丸谷雄一郎(2022)『ウォルマートのグローバル・マーケティング戦略(第3版)』創成社、11頁。 |
コストコの全国30店舗と31号店の壬生倉庫店 |
コストコ壬生倉庫店外観 |
壬生倉庫店は宇都宮の旧市街にある東武鉄道宇都宮駅から約15分のおもちゃのまち駅からバスで8分ほどの場所にありました。そもそもバスで来る人はあまりいないロードサイド立地のためバスの本数は非常に少なかったです。コストコのとなりはホームセンターのカインズ、正面にはヤマダ電機があり、ダイソー、マクドナルドも隣接しており、典型的なロードサイド立地です。
コストコ壬生最寄りのバス停の時刻表 |
なお、おもちゃのまちの由来は現在タカラトミーとなったトミー工業の創業者富山栄市郎の働きかけで玩具製造関連会社が集積する工業団地「おもちゃのまち」が1965年に作られたことにあるようです。工場はその後多くが撤退したようですが、壬生町にはこの歴史を踏まえておもちゃ博物館が作られ、コストコのすぐ近くにもバンダイおもちゃミュージアムが移転してきており、おもちゃのまちの伝統は宇都宮のベットタウンとなった今も続いているようでした。
コストコが展開する唯一の業態は会員制ホールセールクラブと呼ばれる業態なのですが、ホールセールとは本来卸売という意味なのです。しかし、私のような一般消費者も年間4000円少しの会費を払えば会員になれるので、日本では小売として広く認識されています。最近神戸物産が展開する業務スーパーが成長していますが、卸売とか業務とかいうと大容量で低価格のイメージがわきますし、少し似た印象を感じます。

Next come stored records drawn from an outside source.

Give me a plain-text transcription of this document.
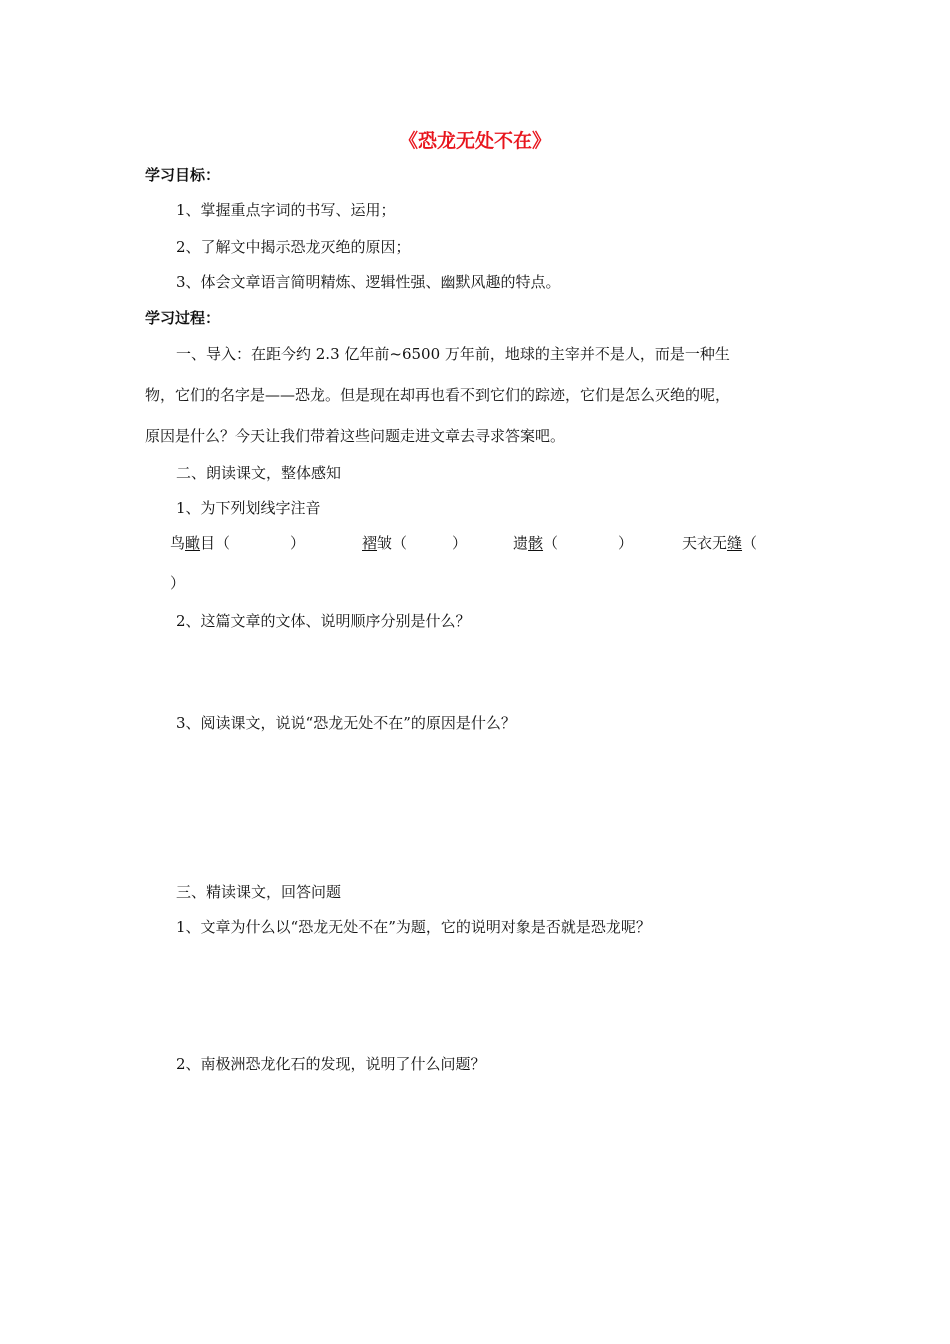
《恐龙无处不在》
学习目标：
1、掌握重点字词的书写、运用；
2、了解文中揭示恐龙灭绝的原因；
3、体会文章语言简明精炼、逻辑性强、幽默风趣的特点。
学习过程：
一、导入：在距今约 2.3 亿年前~6500 万年前，地球的主宰并不是人，而是一种生
物，它们的名字是——恐龙。但是现在却再也看不到它们的踪迹，它们是怎么灭绝的呢，
原因是什么？今天让我们带着这些问题走进文章去寻求答案吧。
二、朗读课文，整体感知
1、为下列划线字注音
鸟瞰目（　　　　）	褶皱（　　　）	遗骸（　　　　）	天衣无缝（
）
2、这篇文章的文体、说明顺序分别是什么？
3、阅读课文，说说“恐龙无处不在”的原因是什么？
三、精读课文，回答问题
1、文章为什么以“恐龙无处不在”为题，它的说明对象是否就是恐龙呢？
2、南极洲恐龙化石的发现，说明了什么问题？
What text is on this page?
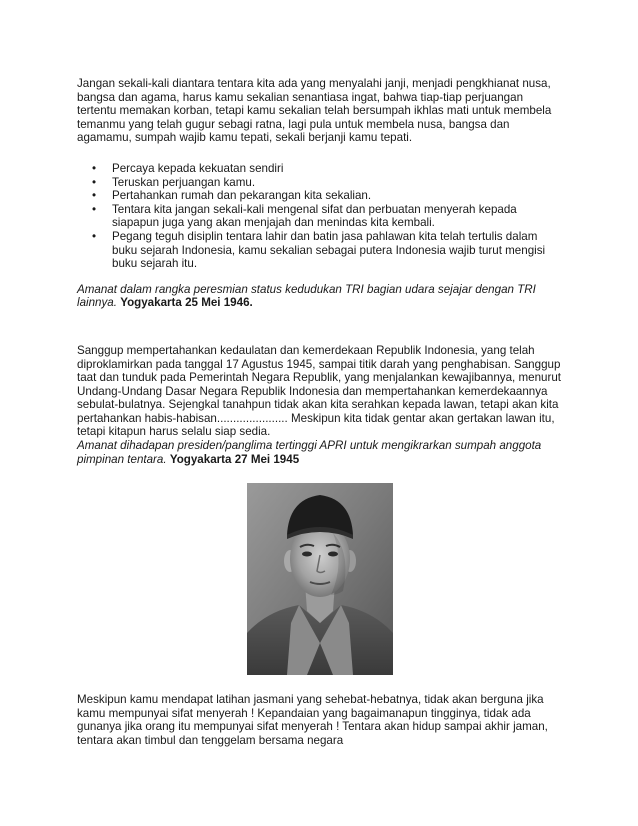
Jangan sekali-kali diantara tentara kita ada yang menyalahi janji, menjadi pengkhianat nusa, bangsa dan agama, harus kamu sekalian senantiasa ingat, bahwa tiap-tiap perjuangan tertentu memakan korban, tetapi kamu sekalian telah bersumpah ikhlas mati untuk membela temanmu yang telah gugur sebagi ratna, lagi pula untuk membela nusa, bangsa dan agamamu, sumpah wajib kamu tepati, sekali berjanji kamu tepati.

• Percaya kepada kekuatan sendiri
• Teruskan perjuangan kamu.
• Pertahankan rumah dan pekarangan kita sekalian.
• Tentara kita jangan sekali-kali mengenal sifat dan perbuatan menyerah kepada siapapun juga yang akan menjajah dan menindas kita kembali.
• Pegang teguh disiplin tentara lahir dan batin jasa pahlawan kita telah tertulis dalam buku sejarah Indonesia, kamu sekalian sebagai putera Indonesia wajib turut mengisi buku sejarah itu.

Amanat dalam rangka peresmian status kedudukan TRI bagian udara sejajar dengan TRI lainnya. Yogyakarta 25 Mei 1946.

Sanggup mempertahankan kedaulatan dan kemerdekaan Republik Indonesia, yang telah diproklamirkan pada tanggal 17 Agustus 1945, sampai titik darah yang penghabisan. Sanggup taat dan tunduk pada Pemerintah Negara Republik, yang menjalankan kewajibannya, menurut Undang-Undang Dasar Negara Republik Indonesia dan mempertahankan kemerdekaannya sebulat-bulatnya. Sejengkal tanahpun tidak akan kita serahkan kepada lawan, tetapi akan kita pertahankan habis-habisan...................... Meskipun kita tidak gentar akan gertakan lawan itu, tetapi kitapun harus selalu siap sedia.

Amanat dihadapan presiden/panglima tertinggi APRI untuk mengikrarkan sumpah anggota pimpinan tentara. Yogyakarta 27 Mei 1945

Meskipun kamu mendapat latihan jasmani yang sehebat-hebatnya, tidak akan berguna jika kamu mempunyai sifat menyerah ! Kepandaian yang bagaimanapun tingginya, tidak ada gunanya jika orang itu mempunyai sifat menyerah ! Tentara akan hidup sampai akhir jaman, tentara akan timbul dan tenggelam bersama negara
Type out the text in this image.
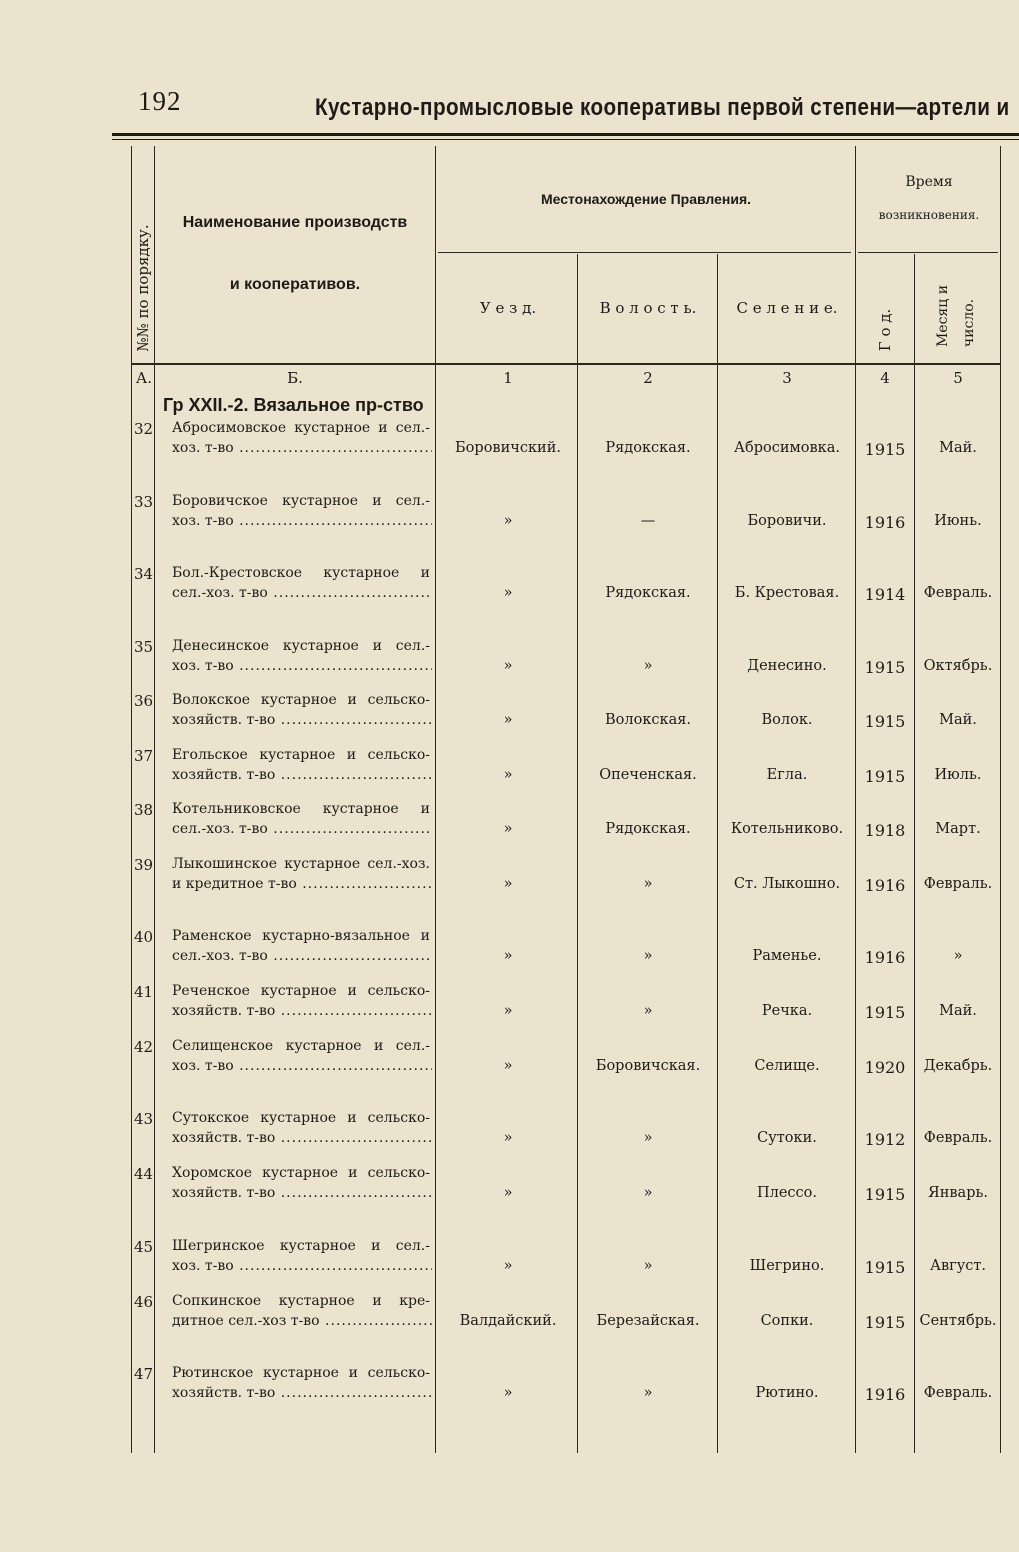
192	Кустарно-промысловые кооперативы первой степени—артели и
№№ по порядку.
Наименование производств
и кооперативов.
Местонахождение Правления.
У е з д.	В о л о с т ь.	С е л е н и е.
Время
возникновения.
Г о д.	Месяц и число.
А.	Б.	1	2	3	4	5
Гр XXII.-2. Вязальное пр-ство
32 Абросимовское кустарное и сел.-
хоз. т-во .....	Боровичский.	Рядокская.	Абросимовка.	1915	Май.
33 Боровичское кустарное и сел.-
хоз. т-во .....	»	—	Боровичи.	1916	Июнь.
34 Бол.-Крестовское кустарное и
сел.-хоз. т-во .....	»	Рядокская.	Б. Крестовая.	1914	Февраль.
35 Денесинское кустарное и сел.-
хоз. т-во .....	»	»	Денесино.	1915	Октябрь.
36 Волокское кустарное и сельско-
хозяйств. т-во .....	»	Волокская.	Волок.	1915	Май.
37 Егольское кустарное и сельско-
хозяйств. т-во .....	»	Опеченская.	Егла.	1915	Июль.
38 Котельниковское кустарное и
сел.-хоз. т-во .....	»	Рядокская.	Котельниково.	1918	Март.
39 Лыкошинское кустарное сел.-хоз.
и кредитное т-во .....	»	»	Ст. Лыкошно.	1916	Февраль.
40 Раменское кустарно-вязальное и
сел.-хоз. т-во .....	»	»	Раменье.	1916	»
41 Реченское кустарное и сельско-
хозяйств. т-во .....	»	»	Речка.	1915	Май.
42 Селищенское кустарное и сел.-
хоз. т-во .....	»	Боровичская.	Селище.	1920	Декабрь.
43 Сутокское кустарное и сельско-
хозяйств. т-во .....	»	»	Сутоки.	1912	Февраль.
44 Хоромское кустарное и сельско-
хозяйств. т-во .....	»	»	Плессо.	1915	Январь.
45 Шегринское кустарное и сел.-
хоз. т-во .....	»	»	Шегрино.	1915	Август.
46 Сопкинское кустарное и кре-
дитное сел.-хоз т-во .....	Валдайский.	Березайская.	Сопки.	1915 Сентябрь.
47 Рютинское кустарное и сельско-
хозяйств. т-во .....	»	»	Рютино.	1916	Февраль.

実際、今回の訪問でも大部分の顧客は一般消費者のようでした。平日午後の時間帯であったにもかかわらず、家族なら子供は入れるということで、多くの一般消費者とみられる家族ずれの皆さんがレジャー感覚で店舗を訪れているようでした。店頭のトレジャーと呼ばれる大型お買い得品の大型テレビなどの列を過ぎ進んでいくと一番目につく場所に栃木県の老舗メーカー米菓メーカー丸彦製菓のおかきが置かれていました。
時間帯が夕方に近づくにつれて試食コーナーが店内のいたるところで即席に設置され、ワイン、パン、肉、スイーツ、シロップまでいたるところで試食できます。子供なら試食だけで満腹になるほどでした。試食も常に一定の場所で行っているわけではなく、突然始まり一定数の試食が終わると終了するようでした。商品の購入単位が大きいので試食の意味は大きく、名物となっているクロワッサンは試食した人の多くが購入していました。
コストコは売り場面積10000㎡の大規模駐車場を備えた倉庫店で自社の会員に向けて各カテゴリーのアイテム数は厳選しながら、大容量低価格商品を販売し定着してきました。出店ペースは無理をしないペースを維持し、2020年以降再び出店ペースを少し上げてきています。近年では未出店地域をカバーするためにネットでの販売も活用し始めるだけではなく、コストコの商品を取り扱う別資本の店舗とも連携しています。
コストコ商品販売店であるstockmart下北沢の外観と店内の様子 |
今回改めて店舗を訪れて会員を強く意識し、無理して成長しない姿勢を垣間見ることができた。ウォルマートですら撤退した日本においてしっかり定着するための工夫に関しても今後さらに注目していきたい。